Stories of the knot of serpents being seen are still told. A very old man, a labourer, without English, and who can neither read nor write, gives the following account:—

“All the serpents in the country round about gather together to one place on one day every year, where they have a day’s play. The play consists in rolling in a lump on a stone and running through a hole on the stone one after another. One time Georsa Cailean’s wife (the wife of George, the son of Colin) was going home to her father, and when she was just beside a beautiful green spot near Beinn Tartbheil (Islay), she noticed that it was covered with serpents as thick as they could lie on the top of one another. They had gathered there that year for their play. She got a fright and ran, but if she had gone among them she would have got the serpent’s stone.”

A strong endeavour was made to acquire one of these stones, said to have been found in a serpent’s den, but negotiations came to nothing, as the owners believing that it was good as a cure, especially for serpents’ bite, refused to part with it.

It is not necessary here to discuss St. Fillan, but it is a well-known fact that the three stones, supposed to have been in his possession and kept in the meal mill at Killin, were supposed to impart healing efficacy to water in which they were steeped, and which recently, at any rate, was given to diseased cattle as a curative.
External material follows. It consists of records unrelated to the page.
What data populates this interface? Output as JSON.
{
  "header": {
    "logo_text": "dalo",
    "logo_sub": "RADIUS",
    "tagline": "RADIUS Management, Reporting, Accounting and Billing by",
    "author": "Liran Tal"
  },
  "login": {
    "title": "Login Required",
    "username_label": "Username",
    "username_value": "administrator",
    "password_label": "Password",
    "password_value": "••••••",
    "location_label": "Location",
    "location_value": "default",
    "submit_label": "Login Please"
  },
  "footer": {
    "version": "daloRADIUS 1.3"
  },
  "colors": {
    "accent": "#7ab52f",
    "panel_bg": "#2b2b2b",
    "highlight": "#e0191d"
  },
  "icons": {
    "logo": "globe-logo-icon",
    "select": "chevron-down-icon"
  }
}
The stones principally used then are stones with an eye or eyes in them—compare usual description of the hole in the top of a needle, the eye of the needle. The stones of St. Fillan seem the nearest symbolical equivalent we have to the protruded fingers of southern Europe, which again is nearly identical with the one-eyed Fachan—the Direach glinn Eiti (Straight of the downy glen?) of I. F. Campbell,[13] and with which we may connect the protruded forefinger which was not to touch the yarn, mentioned on page 145.

[13] “West Highland Tales,” iv. 326.